Machine learning without labels using Snorkel

Snorkel can make labelling data a breeze

There is a certain irony that machine learning, a tool used for the automation of tasks and processes, often starts with the highly manual process of data labelling.

The task of creating labels to teach computers new tasks is quickly becoming the blue collar job of the 21st century.

It has created complex supply chains which often end in lower income countries such as Kenya, India and the Philippines. Whilst this new industry is creating thousands of jobs, workers can be underpaid and exploited.

The market for data labelling passed $500 million in 2018 and it will reach $1.2 billion by 2023. It accounts for 80 percent of the time spent building A.I. technology.
A.I. Is Learning From Humans. Many Humans. New York Times

The ability, therefore, to automate the process for creating data labels is highly desirable from a cost, time and even ethical standpoint.

In this post, we will explore how this can be achieved through a worked example in Python using the excellent Snorkel library.

There are smarter and faster ways of labelling your data

Enter Snorkel

Snorkel is a really innovative concept; create a series of ‘messy’ label functions and combine these in an intelligent way to build labels for a data set. These labels can then be used to train a machine learning model in exactly the same way as in a standard machine learning workflow. Whilst it is outside the scope of this post it is worth noting that the library also helps to facilitate the process of augmenting training sets and also monitoring key areas of a dataset to ensure a model is trained to handle these effectively.

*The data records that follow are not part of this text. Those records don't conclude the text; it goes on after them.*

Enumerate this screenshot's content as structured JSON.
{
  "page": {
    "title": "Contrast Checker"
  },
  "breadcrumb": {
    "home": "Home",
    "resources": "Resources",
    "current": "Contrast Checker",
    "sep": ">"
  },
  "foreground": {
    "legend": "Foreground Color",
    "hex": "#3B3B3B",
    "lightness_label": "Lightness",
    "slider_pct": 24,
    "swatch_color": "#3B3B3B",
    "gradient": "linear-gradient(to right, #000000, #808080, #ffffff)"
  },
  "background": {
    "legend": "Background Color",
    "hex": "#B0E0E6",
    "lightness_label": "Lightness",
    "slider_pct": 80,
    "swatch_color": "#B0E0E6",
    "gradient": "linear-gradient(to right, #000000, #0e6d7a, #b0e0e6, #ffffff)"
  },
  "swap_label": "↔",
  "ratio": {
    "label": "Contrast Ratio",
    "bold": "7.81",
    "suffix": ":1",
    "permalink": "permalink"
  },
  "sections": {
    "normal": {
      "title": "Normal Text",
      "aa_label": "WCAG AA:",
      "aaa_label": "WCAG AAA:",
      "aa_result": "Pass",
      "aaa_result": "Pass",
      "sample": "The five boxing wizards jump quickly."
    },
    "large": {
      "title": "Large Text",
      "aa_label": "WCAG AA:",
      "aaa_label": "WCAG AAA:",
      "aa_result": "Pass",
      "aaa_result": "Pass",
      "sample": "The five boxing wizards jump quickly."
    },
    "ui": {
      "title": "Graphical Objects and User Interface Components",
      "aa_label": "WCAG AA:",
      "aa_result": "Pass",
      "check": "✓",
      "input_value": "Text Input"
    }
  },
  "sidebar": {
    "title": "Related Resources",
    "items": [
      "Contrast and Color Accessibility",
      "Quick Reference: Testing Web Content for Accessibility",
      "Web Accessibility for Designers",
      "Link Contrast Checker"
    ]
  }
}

Snorkel itself has been around since 2016 but has continued to evolve. It is now used by many of the big names in the industry (Google, IBM, Intel). Version 0.9 in 2019 brought with it a more sophisticated way of building a label model, as well as a suite of well documented tutorials covering all of the key areas of the software. Even if you have come across it before, with these updates it is worth a second look.

When to use Snorkel

Before we get started with a worked example, it is worth considering when you should use this library over a traditional (manual) approach of creating labels. If the answer to all of the below is ‘Yes’ then it would be worth considering Snorkel:

  • You have a data set with no labels or an incomplete set of labels.
  • It will take significant time & effort to label the data set manually.
  • You have domain knowledge of the data (or can work closely with someone who has).
  • You can think of one or more simplistic functions which could be used to split the data into different classes (for example, by using a key word search, or setting a particular threshold on a value).

How does Snorkel work?

The process for using Snorkel is a simple one:

  1. 🏅[Optional] create a small subset of ‘golden’ labels for items within the dataset (this is helpful for reviewing performance of the final model but is not essential. The alternative to this is ‘eyeballing’ results to understand how the model performs.)
  2. Write a series of ‘Label Functions’ which define the different classes across the training data.
  3. 🏗 Build a label model and apply this to the dataset to create a set of labels.
  4. 📈 Use these labels in your normal machine learning pipeline (ie use the labels produced to train a model).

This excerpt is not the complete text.